Robots Vs. Princesses Volume 1
Issues 1 - 4
Todd Matthy, illustrations by Nicholas Chapuis
Dynamite Entertaiment
Fiction, CH? Fantasy/Graphic Novel/Sci-Fi
***+ (Okay/Good)
DESCRIPTION: In the capital city of Harmonia, four princesses prepare to demonstrate their abilities before the kingdom in a recital, using songs and animals to perform magical wonders. But Princess Zara has greater dreams than woodland housekeepers or bird dressmakers. She wants to sing down a dragon - and the only place to find a dragon is beyond the forbidden woods.
In the endless robot battles, the Destructicons and Centurions fight for supremacy... and one robot is tired of it. Wheeler runs away from the Destructicons, from the war, from everything - off to the forbidden woods, where nobody will follow him. Then a strange sound takes hold of him, changing him, and drawing him to the side of a young human girl.
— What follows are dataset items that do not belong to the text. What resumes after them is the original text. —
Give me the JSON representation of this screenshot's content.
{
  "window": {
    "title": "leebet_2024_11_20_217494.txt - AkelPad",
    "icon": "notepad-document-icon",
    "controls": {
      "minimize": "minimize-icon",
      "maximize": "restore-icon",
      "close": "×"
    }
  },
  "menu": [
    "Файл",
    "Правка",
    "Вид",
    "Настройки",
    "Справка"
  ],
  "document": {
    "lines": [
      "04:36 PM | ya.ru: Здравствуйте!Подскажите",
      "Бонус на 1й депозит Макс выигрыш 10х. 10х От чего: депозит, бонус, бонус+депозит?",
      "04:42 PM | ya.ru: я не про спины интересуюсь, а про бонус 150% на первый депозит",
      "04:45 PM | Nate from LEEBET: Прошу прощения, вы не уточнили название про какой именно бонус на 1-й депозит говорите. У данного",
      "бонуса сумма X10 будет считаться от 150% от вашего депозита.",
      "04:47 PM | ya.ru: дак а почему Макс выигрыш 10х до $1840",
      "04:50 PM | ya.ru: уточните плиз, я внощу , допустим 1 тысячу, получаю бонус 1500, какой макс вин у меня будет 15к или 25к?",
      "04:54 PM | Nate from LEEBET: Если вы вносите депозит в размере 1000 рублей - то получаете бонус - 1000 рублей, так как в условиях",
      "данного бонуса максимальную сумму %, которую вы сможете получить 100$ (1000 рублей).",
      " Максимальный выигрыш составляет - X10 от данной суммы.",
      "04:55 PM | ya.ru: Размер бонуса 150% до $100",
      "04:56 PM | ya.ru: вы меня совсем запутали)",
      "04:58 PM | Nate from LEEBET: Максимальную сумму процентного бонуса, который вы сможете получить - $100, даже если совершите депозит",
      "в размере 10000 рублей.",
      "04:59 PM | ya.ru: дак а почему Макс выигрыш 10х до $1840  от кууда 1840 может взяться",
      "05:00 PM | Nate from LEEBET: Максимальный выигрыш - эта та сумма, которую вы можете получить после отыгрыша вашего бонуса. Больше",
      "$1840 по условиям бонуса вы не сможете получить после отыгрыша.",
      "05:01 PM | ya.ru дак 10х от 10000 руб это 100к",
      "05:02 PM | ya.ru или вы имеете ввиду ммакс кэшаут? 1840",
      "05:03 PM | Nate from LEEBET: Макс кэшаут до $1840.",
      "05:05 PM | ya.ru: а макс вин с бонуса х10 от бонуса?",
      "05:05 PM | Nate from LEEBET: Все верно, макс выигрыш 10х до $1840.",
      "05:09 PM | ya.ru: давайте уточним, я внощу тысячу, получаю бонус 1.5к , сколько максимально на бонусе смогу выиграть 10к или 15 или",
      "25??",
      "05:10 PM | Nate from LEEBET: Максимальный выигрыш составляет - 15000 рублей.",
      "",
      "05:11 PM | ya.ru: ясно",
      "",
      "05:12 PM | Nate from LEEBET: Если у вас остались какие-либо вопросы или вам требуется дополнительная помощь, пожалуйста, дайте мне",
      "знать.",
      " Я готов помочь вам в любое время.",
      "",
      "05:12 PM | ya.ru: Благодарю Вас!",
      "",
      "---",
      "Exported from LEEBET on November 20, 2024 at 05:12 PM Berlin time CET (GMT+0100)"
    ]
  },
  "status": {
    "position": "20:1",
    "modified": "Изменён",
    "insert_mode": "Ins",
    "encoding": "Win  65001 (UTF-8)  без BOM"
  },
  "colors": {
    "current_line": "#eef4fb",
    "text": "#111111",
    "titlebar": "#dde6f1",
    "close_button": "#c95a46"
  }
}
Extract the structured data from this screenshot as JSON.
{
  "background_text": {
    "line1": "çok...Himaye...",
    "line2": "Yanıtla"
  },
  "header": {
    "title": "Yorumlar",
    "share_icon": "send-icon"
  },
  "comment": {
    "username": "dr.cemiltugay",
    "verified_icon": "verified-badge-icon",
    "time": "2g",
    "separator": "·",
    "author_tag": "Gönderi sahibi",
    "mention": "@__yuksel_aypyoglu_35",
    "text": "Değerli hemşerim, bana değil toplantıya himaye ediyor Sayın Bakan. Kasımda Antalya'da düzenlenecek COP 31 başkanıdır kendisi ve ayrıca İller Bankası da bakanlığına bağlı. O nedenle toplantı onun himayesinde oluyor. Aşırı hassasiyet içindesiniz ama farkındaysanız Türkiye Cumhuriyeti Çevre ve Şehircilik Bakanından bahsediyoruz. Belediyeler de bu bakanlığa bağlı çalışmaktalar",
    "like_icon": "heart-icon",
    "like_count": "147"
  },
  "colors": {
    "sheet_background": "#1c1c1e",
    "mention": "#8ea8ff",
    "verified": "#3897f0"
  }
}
But there was a reason the woods have kept the two worlds apart for generations. And now that robots and princesses have met, neither will be the same...
REVIEW: Exactly as the title and cover promise, this is a story of singing fairy tale princesses and blasting, smashing war robots. Princess Zara and her friends are plucky princesses gifted with songs that work magic, in a world barely a step removed from a Disney movie. The "brave princess" has become its own trope by now, and this graphic novel does little to put its own twist on that, though the heroines are decent enough for the story and world they inhabit, especially to young readers who aren't looking for terms like "tropes" and are just enjoying the tale. Making the music its own form of magic is a nice, if small, tweak, giving princesses some inherent power. The robots are their own trope as well, basically a watered-down version of the Transformers without the transforming (save when princess magic takes hold; when the robots cross into the princesses' realm, they become dragonish beings.) Naturally, things don't go well when Tyrannis, Wheeler's former Destructicon commander, and the rest of the robots tromp into a fairy tale kingdom to retrieve their wayward soldier, but these princesses aren't going to sit out a fight when their home and their friends are threatened. The means by which they fight sort of come out of nowhere, and the explanation for why there are robots in a magical world is best not overexamined. For younger readers, though, this makes for the start of a fun adventure where princess magic and robots collide.